Cette confortable avance de l’ancien député de Moselle et ancien maire de Woippy, commune en banlieue de Metz qu’il avait arrachée à la gauche en 2001, ne s’explique pas seulement par ses talents oratoires devant des parterres de retraités : face à lui, les héritiers du maire sortant qui ne se représente pas, le socialiste Dominique Gros, ont trouvé le moyen de se déchirer. Et deux fois plutôt qu’une. Son ancien premier adjoint, Richard Lioger, devenu député LREM, a obtenu la bénédiction du parti présidentiel et du Modem au nez et à la barbe d’une autre adjointe, Béatrice Agamennone, qui était elle aussi passée chez LREM. En réaction, l’élue a choisi de lancer sa liste dissidente, se faisant exclure du parti présidentiel. A gauche, ce n’est guère plus reluisant : le Parti socialiste a adoubé Xavier Bouvet, jeune conseiller au cabinet du maire sortant, mais la section locale du PS avait auparavant choisi Thomas Scuderi, lui aussi adjoint au maire, qui a du coup constitué sa propre liste.

François Grosdidier en réunion publique à Metz, mardi.

Photo Pascal Bastien pour Libération

Un sac d’embrouilles sans doute à l’origine d’une campagne parsemée de crocs-en-jambe et de manipulations douteuses : c’est un corbeau qui jette le doute sur la légalité de la liste de Grosdidier et un avocat sur celle de Bouvet. C’est aussi Grosdidier qui porte plainte pour diffamation contre le numéro 2 de LREM, Pierre Person, qui a évoqué ses anciennes casseroles judiciaires. C’est encore Bouvet qui doit se justifier d’avoir négocié son départ d’une agence de développement local en touchant des indemnités chômage. Le candidat macroniste, lui, gratte les autocollants qui détournent le logo de LREM en forme de croix gammée sur la vitrine de son local de campagne.
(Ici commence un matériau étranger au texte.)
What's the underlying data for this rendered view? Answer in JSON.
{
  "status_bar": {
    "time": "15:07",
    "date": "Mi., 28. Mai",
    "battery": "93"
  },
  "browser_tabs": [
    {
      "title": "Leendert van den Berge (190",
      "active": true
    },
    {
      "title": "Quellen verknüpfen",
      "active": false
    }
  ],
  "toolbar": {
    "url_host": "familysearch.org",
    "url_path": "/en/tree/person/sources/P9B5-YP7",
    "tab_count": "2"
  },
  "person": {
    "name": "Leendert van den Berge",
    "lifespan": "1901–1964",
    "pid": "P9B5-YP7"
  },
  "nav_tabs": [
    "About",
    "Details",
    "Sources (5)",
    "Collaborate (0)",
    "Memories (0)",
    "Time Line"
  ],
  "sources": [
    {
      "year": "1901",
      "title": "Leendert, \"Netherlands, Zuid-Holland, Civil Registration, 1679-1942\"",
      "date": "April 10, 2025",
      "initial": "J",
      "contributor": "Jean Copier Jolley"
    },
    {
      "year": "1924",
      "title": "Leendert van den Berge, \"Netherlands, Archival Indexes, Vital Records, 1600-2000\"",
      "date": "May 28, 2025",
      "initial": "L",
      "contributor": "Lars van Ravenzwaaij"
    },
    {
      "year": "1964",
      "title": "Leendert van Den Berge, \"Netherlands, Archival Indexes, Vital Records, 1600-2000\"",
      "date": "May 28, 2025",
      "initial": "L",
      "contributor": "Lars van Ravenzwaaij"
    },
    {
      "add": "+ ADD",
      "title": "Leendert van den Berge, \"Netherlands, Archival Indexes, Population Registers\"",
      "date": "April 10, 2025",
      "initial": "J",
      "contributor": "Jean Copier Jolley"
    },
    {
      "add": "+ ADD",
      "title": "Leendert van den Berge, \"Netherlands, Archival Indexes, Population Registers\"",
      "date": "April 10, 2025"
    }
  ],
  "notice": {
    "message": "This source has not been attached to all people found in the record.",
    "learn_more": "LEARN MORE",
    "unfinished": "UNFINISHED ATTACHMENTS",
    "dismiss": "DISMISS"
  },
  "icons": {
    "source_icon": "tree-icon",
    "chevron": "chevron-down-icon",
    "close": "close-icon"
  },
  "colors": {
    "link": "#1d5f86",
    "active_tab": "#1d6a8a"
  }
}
«Le climat est assez violent, on le découvre au fur et à mesure puisque pour la plupart d'entre nous, c'est notre première campagne. On n'a pas forcément les réflexes face à ce type de manœuvres», explique benoîtement Xavier Bouvet. Fort de l'appui du maire sortant qui l'a finalement soutenu, mais aussi d'Europe Ecologie - les Verts, de Génération·s et du PCF, le candidat de la gauche «unie» espère rassembler au second tour les brebis égarées et joue à fond la carte écolo face à «une droite sénatoriale». Comprendre conservatrice et à contre-courant de l'histoire. Pour Bouvet, il est hors de question d'évoquer une fusion de sa liste avec celle de Lioger, fût-ce pour faire barrage à la droite de Grosdidier.

A Metz, mardi. Le candidat du rassemblement Unis, qui regroupe plusieurs partis de gauche, Xavier Bouvet.

Photo Pascal Bastien pour Libération

Appel du pied

Plombé par l'impopularité de l'exécutif sur fond de réforme des retraites, le candidat LREM semble pourtant vouloir laisser cette porte entrouverte : s'il fustige «une liste qui tire vers l'extrême gauche», il rappelle néanmoins que tout ce petit monde a «travaillé ensemble pendant des années» sous la direction de Dominique Gros. Un appel du pied pour l'entre-deux-tours ? «Oui et non», lâche Lioger. «Il a déjà réussi certains coups de poker, mais il s'est planté cette fois-ci, souffle un vieil observateur de la vie politique messine. Il est déjà député, du coup on dirait qu'il n'a pas la niaque pour cette campagne.» Afin que la liste Bouvet puisse nourrir quelque espoir pour le 22 mars, il faudrait que le candidat LREM soit éliminé ou pas trop au-dessus des 10 % (le seuil pour se maintenir au second tour) pour qu'il renonce. Cela permettrait d'attirer un large spectre du centre jusqu'à la gauche dans une triangulaire plus que probable avec LR et le RN. Pendant que la gauche sort ses calculettes, François Grosdidier, lui, mène campagne en tapant allègrement sur la mairie sortante, avec un programme axé sur la sécurité et la propreté. La droite tranquille.